How to Make Your LinkedIn Attractive

How to make your LinkedIn

How to Make Your LinkedIn Attractive

With over 400 million people on the network, LinkedIn is quickly gaining popularity to connect with people from the professional arena. More and more people are joining LinkedIn to connect with people in similar or new line of work, to share views, ideas, and best practices. As digitization takes over, companies are turning to the internet to search for suitable candidates. They no longer have to contend with local talent, as the internet allows them to search from a global, wider pool of talent with more skills suited for the job.

Incidentally, LinkedIn has also emerged as a new platform for hiring managers to scout for potential candidates. And it’s not just the smaller ones, the big guns are also all-out on their candidate hunt on LinkedIn. This is quickly becoming more and more attractive since LinkedIn has turned out to be quite an economical means to advertise jobs and search for candidates, while simultaneously creating a global footprint for the organization. There’s basically zero cost of global job advertising, and a much better chance of finding the right fit for the job.

Which is why there is an increasing emphasis among professionals to brush up, improve, and enhance their online presence on LinkedIn, to make them stand apart from the myriad of people looking to get a job. True, a good profile offers a much better chance of getting selected for an interview, or at the least, reviewed by a hiring manager rather than a nearly empty or irrelevant profile. This is not to say that filling up the profile with too much content would generate better responses, but yes, an adequately presented LinkedIn presents more opportunities than a non-existent profile.

As mentioned earlier, a LinkedIn profile does not need to be content-heavy to put the point across. A good LinkedIn profile is as much about representation, as it is about content. Through this article, we aim at decoding the factors that contribute in creating a LinkedIn presence that not only amplifies the interest in your profile, but also serves as a succinct online resume that you can readily use to apply for jobs.

Content Quality

First and foremost, a LinkedIn needs to be a career summary and not an autobiography. This means that you need to strictly filter the amount and type of content that goes into a LinkedIn, since this is a public profile, and many people can access it. Include highlights of your responsibilities and career for every section, rather than simply copy-pasting your resume on to LinkedIn. This gives the reader (in this case a potential recruiter) sufficient information to initiate contact with you, while at the same time leaving room for detailed queries for your role at an interview. Too much information simply puts off a reader into going further into your profile. Lastly, the content should be grammatically sound with no scope for errors.

Important Sections

This varies from individual to individual, but on a broader perspective, an ideal LinkedIn should have the following sections completed: Headline, Summary, Experience, Skills, and Education. A good headline should be an indicative of what your key skills are, rather than simply putting up your recent designation. That is way too lazy. Similarly, the Summary and Experience section need to be completed with qualitative content, and as stated above, should give away information sufficient for a recruiter to get in touch with you. The skills section need to have your core expertise areas in the form of relevant keywords, and not phrases or sentences. For experienced people, it is ideal to include more of job-related skills as opposed to soft skills, since the latter is implied. For freshers, it is recommended that more of soft skills be included to showcase their abilities to quickly adapt to surroundings.

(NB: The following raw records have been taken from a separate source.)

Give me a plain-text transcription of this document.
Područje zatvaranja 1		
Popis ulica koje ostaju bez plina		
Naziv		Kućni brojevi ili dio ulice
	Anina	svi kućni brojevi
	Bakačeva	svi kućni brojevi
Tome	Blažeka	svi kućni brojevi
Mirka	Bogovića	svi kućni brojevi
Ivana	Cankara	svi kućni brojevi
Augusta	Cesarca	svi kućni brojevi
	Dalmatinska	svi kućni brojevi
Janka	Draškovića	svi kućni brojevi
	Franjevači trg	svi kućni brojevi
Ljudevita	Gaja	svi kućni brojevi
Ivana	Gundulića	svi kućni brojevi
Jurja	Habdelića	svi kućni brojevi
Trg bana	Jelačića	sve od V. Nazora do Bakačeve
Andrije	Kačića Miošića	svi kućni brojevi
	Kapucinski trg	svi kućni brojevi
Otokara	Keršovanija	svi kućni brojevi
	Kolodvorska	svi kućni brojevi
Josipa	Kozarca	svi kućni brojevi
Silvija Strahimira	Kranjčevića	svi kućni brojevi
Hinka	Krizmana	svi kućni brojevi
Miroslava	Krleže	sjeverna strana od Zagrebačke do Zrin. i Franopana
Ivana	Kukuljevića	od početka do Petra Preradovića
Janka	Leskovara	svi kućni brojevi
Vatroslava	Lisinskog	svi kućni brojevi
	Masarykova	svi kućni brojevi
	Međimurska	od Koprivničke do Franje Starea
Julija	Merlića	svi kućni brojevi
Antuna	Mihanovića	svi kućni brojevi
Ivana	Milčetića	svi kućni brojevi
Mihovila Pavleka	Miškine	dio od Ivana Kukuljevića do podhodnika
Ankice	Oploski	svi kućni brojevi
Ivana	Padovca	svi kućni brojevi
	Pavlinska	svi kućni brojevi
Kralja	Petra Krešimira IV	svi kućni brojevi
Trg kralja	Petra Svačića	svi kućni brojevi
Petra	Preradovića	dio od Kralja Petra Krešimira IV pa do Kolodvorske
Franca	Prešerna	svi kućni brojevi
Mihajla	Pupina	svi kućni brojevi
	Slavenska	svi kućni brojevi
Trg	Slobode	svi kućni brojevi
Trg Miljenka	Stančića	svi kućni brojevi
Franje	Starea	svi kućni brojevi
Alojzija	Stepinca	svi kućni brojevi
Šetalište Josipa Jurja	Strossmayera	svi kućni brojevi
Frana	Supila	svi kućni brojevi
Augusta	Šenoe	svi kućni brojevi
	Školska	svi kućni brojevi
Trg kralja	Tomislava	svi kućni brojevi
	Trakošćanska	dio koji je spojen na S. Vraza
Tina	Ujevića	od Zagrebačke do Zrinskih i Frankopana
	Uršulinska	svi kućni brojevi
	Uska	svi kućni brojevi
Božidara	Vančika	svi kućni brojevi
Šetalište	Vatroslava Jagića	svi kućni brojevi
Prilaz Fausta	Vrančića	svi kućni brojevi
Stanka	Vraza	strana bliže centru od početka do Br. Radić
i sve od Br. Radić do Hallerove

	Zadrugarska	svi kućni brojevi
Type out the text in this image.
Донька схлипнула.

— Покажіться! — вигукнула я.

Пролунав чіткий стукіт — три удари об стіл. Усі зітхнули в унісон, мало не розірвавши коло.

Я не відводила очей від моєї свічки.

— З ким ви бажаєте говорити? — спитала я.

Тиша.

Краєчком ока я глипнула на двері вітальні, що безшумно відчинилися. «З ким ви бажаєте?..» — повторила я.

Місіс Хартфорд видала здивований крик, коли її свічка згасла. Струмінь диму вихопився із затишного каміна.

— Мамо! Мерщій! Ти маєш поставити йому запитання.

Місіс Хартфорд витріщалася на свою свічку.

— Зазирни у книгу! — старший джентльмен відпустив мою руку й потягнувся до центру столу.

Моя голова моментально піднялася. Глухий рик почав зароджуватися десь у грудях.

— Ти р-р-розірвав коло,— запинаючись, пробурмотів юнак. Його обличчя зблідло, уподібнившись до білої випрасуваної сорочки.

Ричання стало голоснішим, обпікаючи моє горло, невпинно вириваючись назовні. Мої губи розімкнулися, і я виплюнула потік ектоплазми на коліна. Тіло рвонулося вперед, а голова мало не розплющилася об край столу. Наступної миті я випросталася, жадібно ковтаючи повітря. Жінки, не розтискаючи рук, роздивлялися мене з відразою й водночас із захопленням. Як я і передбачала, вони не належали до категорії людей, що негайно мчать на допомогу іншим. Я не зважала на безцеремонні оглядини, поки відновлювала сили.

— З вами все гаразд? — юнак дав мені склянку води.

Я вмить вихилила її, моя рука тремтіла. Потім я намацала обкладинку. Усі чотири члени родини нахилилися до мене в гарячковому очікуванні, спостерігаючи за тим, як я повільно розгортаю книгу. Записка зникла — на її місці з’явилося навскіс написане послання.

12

An approach in creating content for LinkedIn is equally important as the representation and content quality. How you wish to portray yourself plays a key role in defining peoples’ view of you. A good LinkedIn profile would ideally represent you, instead of the organization you are working in, and do so in a slight story format. For this, you need to select your point of view – that is, the first or the third person. While a first-person account is deemed as more realistic, a third-person view is considered unbiased. It is recommended that freshers use the first-person stance, entrepreneurs use a third-person stance, while an experienced professional can choose between a first or a third-person approach. Another aspect to this is representation. Paragraph style, Bullet style, or a mix of both can be employed, depending upon the experience level, to maintain content coherency and information flow. Again, for a fresher, it is recommended to use paragraph style of writing, to make the profile appear to have some volume, while for an experienced professional, any of the three approaches can work.

Special Sections

These needs to be completed in case of special profiles. The sections under this include the other options on LinkedIn, such as Courses, Projects, Volunteer Causes, Organizations (for memberships), Publications, Posts, etc. These sections are mostly for enhancing a profile and adding value.

LinkedIn Recommendations

Recommendations serve like a virtual review of your performance to a potential recruiter. Remember how when you look up an e-commerce website to buy something, you always look for the reviews? That is identical to how LinkedIn Recommendations work. A good LinkedIn recommendation should ideally have specific information to depict your skill areas, while being human and realistic at the same time. Additionally, another aspect of recommendations is a healthy balance on the reviews you’re getting. Too many reviews as against the number of connections, or too less compared to your overall profile connections, both raise concern and are potential red flags. To avoid this, either restrict your connections to people you know, or have recommendations from people you have worked for or with. This contributes a lot in establishing the genuineness and honesty of the reviews, and is a win-win for you as well.

In the end, a good LinkedIn profile will go a long way in uncovering new and exciting opportunities and avenues for you.